Chinese police dispersed the crowd with tear gas and arrested hundreds, but the number of people killed in last week's rioting is still in dispute. The accounts range from no deaths, according to a Chinese official, to an estimate of 300 given by exile groups.

How trouble started

A Yining police officer said on Monday that the Uighurs, demanding independence, beat people to death and burned three cars. However, a Chinese source said the rioting began after a Uighur criminal suspect resisted arrest by Chinese police.

In Kazakhstan's capital, Almaty, a leader of the United National Revolutionary Front of East Turkestan said Wednesday's riot was sparked by the execution of 30 Uighurs by the authorities last week. But an official of the bureau in charge of directing the cleanup operation after the riot denied that report.

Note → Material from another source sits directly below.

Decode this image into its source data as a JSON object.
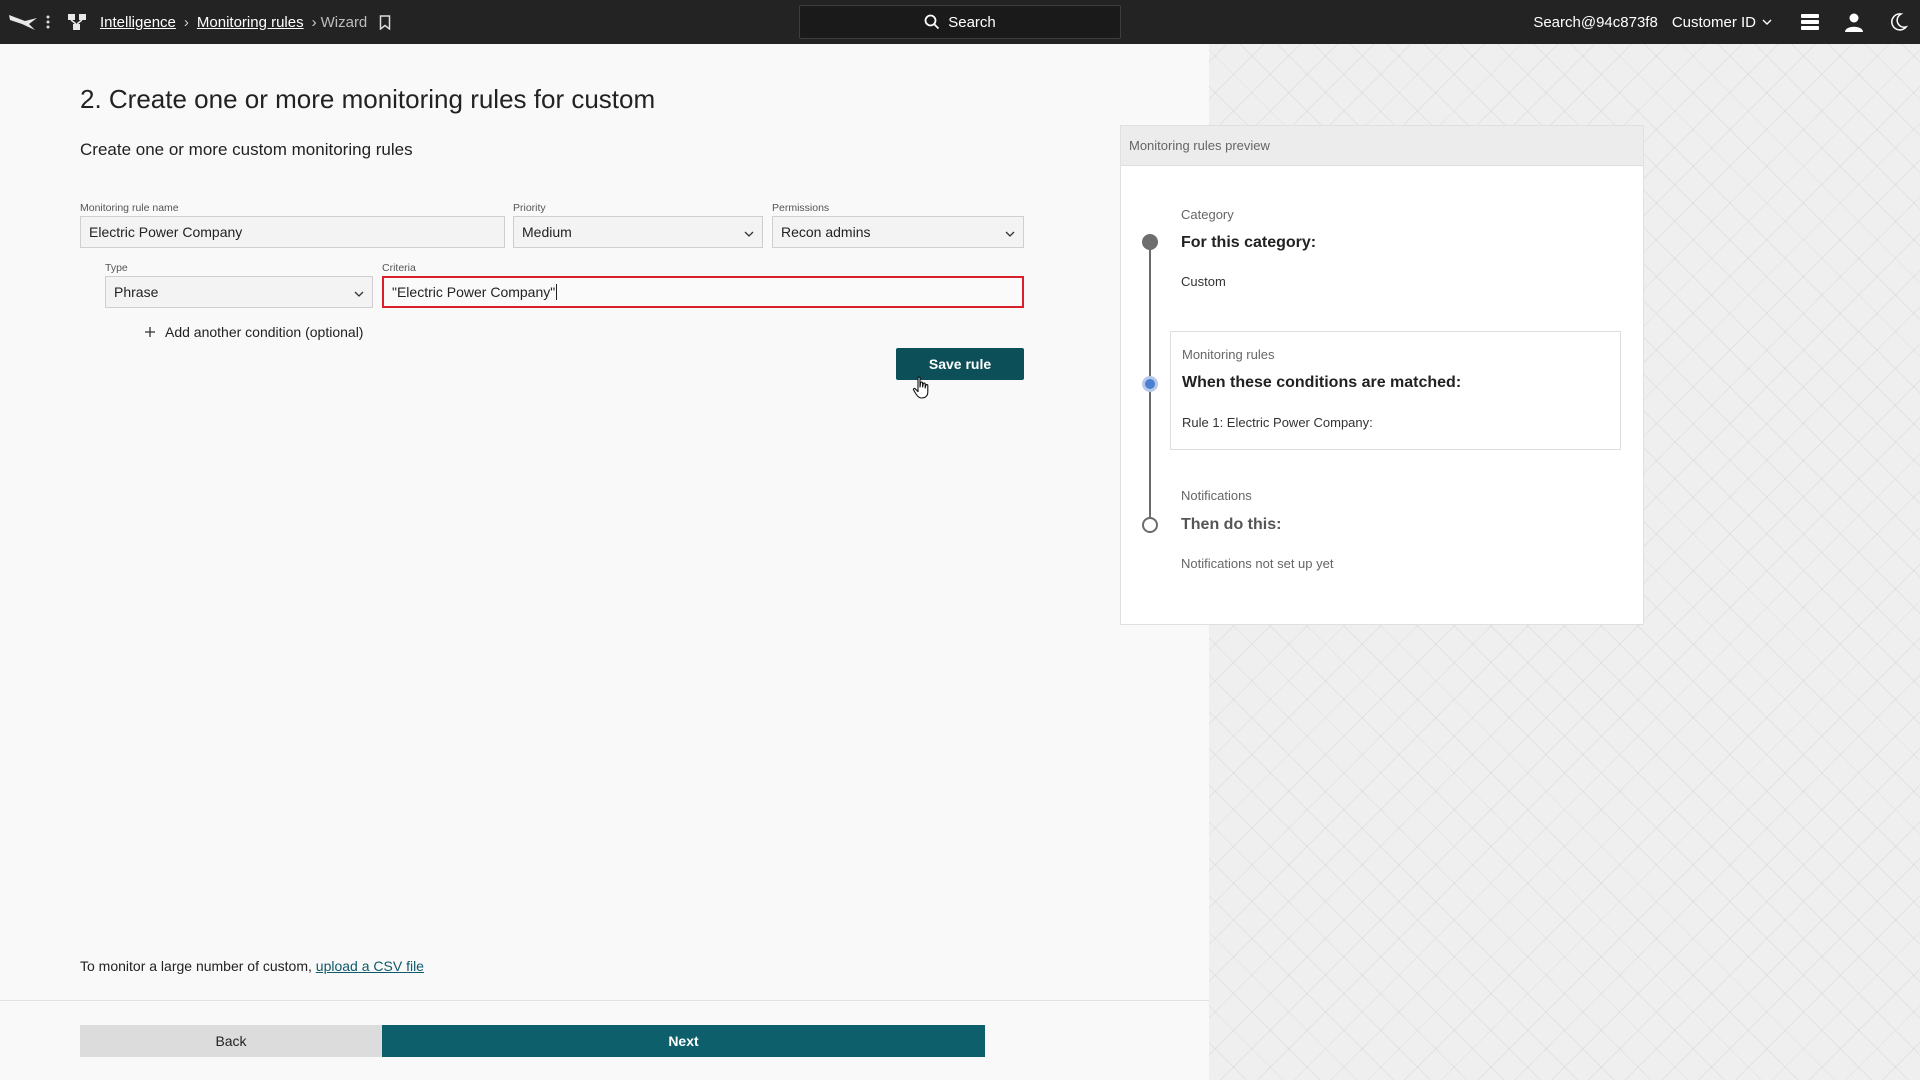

Last year, separatist groups held running gunbattles with police and tried to assassinate an Islamic leader seen as pro-Chinese. Beijing in turn ordered the Xinjiang government to wipe out the separatists and illegal religious groups that support them.

Ethnic unrest

"(Police) have arrested several counter-revolutionaries and they are catching more," one Han woman resident said.

"The Uighurs ... look happy because the streets are full of them," she said in a sign of the region's ethnic divisions. "It's just them in the streets. It's all their people."

However, Han residents said they were not afraid.

"We are not nervous because the armed police and police are here," the woman said.

Correspondent Rebecca MacKinnon and Reuters contributed to this report.